Obesity, older age associated with higher polyneuropathy risk
medwireNews: Older patients with type 2 diabetes and those with markers of obesity have an increased risk for diabetic polyneuropathy, results of a longitudinal study suggest.
Using the Danish arm of the ADDITION trial, the researchers analyzed data from 1256 type 2 diabetes patients with a median age of 60.8 years who were free from polyneuropathy at baseline, 6.2% of whom went on to develop the condition over a median follow-up of 10.7 years.
Diabetic polyneuropathy was detected using the Michigan Neuropathy Screening Instrument questionnaire, which was completed by participants at baseline and at 6- and 13-year follow-up visits.
Patients who experienced neuropathy had a significantly higher bodyweight, waist circumference, and BMI at baseline than those who did not, at 90.5 versus 87.4 kg, 106.3 versus 103.5 cm, and 32.0 versus 30.0 kg/m2, respectively.
In a multivariable model, each additional 5 kg of bodyweight was associated with a 9% increased risk for neuropathy, while each additional 5 cm of waist circumference and 2 kg/m2 of BMI were both associated with a 14% increased risk after adjustment for factors including age and sex.
These findings provide “further epidemiological evidence for obesity as a risk factor for [diabetic polyneuropathy],” Signe Andersen (Aarhus University, Denmark) and colleagues write in Diabetes Care.
The team also found that each year of older age was associated with a 3% increased risk for polyneuropathy, but there was no significant association with sex.
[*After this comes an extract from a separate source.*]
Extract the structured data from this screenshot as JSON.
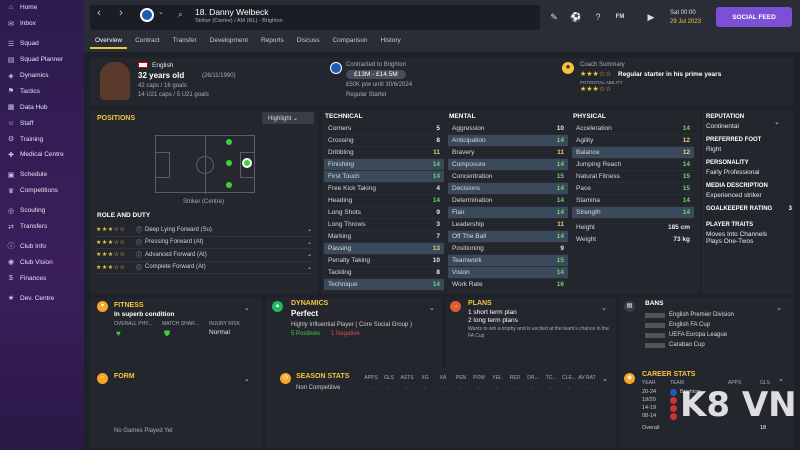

Higher levels of the glucose-derived metabolite methylglyoxal and lower levels of both high- and low- density lipoprotein (LDL) cholesterol were associated with a higher risk for polyneuropathy.
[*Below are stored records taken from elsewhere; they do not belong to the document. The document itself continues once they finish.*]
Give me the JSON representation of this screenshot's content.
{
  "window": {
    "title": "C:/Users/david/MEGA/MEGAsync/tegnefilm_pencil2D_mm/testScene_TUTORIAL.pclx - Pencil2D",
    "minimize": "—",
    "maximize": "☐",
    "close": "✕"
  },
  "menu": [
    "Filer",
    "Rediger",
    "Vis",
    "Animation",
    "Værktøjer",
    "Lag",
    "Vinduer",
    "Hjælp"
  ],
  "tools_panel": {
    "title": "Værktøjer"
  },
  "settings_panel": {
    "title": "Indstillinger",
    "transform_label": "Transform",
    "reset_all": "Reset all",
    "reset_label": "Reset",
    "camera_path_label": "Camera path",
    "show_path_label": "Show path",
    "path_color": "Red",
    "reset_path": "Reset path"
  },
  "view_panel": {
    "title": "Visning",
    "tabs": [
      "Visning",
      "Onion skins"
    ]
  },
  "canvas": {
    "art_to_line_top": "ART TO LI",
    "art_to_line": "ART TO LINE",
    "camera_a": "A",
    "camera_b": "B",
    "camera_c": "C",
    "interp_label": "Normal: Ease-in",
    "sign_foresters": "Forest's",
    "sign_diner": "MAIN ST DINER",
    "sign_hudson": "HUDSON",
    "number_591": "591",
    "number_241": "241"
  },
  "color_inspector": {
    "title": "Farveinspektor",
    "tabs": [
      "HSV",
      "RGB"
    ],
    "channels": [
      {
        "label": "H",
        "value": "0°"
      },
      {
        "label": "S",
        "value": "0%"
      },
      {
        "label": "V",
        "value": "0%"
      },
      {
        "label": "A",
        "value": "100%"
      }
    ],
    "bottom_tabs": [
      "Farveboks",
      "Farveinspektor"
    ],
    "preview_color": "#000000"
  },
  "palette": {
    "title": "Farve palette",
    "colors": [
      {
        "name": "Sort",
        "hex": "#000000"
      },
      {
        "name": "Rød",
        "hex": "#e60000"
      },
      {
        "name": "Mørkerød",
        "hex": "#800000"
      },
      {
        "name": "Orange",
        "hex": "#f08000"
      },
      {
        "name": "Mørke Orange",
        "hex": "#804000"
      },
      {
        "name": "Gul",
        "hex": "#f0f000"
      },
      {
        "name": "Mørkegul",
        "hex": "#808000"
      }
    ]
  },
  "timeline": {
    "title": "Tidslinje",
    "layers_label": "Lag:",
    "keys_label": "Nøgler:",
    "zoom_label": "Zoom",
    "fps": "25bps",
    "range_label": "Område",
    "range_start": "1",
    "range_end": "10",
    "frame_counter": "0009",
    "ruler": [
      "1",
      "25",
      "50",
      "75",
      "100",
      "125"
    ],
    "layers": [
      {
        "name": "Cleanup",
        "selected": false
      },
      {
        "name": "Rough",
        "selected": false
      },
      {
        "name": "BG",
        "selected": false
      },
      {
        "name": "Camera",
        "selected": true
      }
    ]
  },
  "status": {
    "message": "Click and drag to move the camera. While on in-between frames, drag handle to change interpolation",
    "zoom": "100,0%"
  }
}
This inverse association between LDL cholesterol levels and neuropathy risk contradicts “the prevailing view of hyperlipidemia as a risk factor for [diabetic polyneuropathy],” say the researchers, noting that “[t]he reason for this unexpected finding is unknown.” They hypothesize that an increase in treatment with statins following diabetes diagnosis may explain the association, but caution that data on statin dosage and date of onset were not available.
Andersen and team say that although their study had a large sample size and long duration of follow-up, their results “might not apply to cohorts of younger people or cohorts where diabetes and other risk factors for [diabetic polyneuropathy] are poorly controlled.”
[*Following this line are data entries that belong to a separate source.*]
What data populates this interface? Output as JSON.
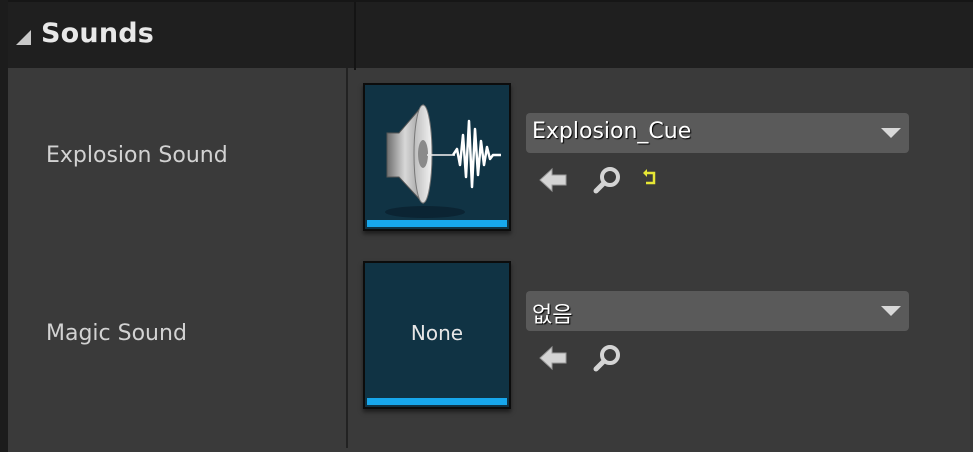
{
  "section": {
    "title": "Sounds",
    "collapse_icon": "triangle-down-icon"
  },
  "properties": [
    {
      "label": "Explosion Sound",
      "asset_value": "Explosion_Cue",
      "thumbnail_icon": "speaker-waveform-icon",
      "thumbnail_text": "",
      "buttons": [
        "use-selected-arrow-icon",
        "browse-magnifier-icon",
        "reset-to-default-icon"
      ]
    },
    {
      "label": "Magic Sound",
      "asset_value": "없음",
      "thumbnail_icon": "",
      "thumbnail_text": "None",
      "buttons": [
        "use-selected-arrow-icon",
        "browse-magnifier-icon"
      ]
    }
  ],
  "colors": {
    "thumbnail_bar": "#17a7ec",
    "reset_icon": "#e6e635",
    "panel_bg": "#3a3a3a",
    "header_bg": "#1f1f1f"
  }
}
They explain that the incidence of polyneuropathy in the ADDITION cohort was “low” compared with previous studies, possibly due to earlier detection by screening, and that progression of the condition “might be different in younger people, although the age of onset of type 2 diabetes has previously been shown to have no clear impact on the development of microvascular complications.”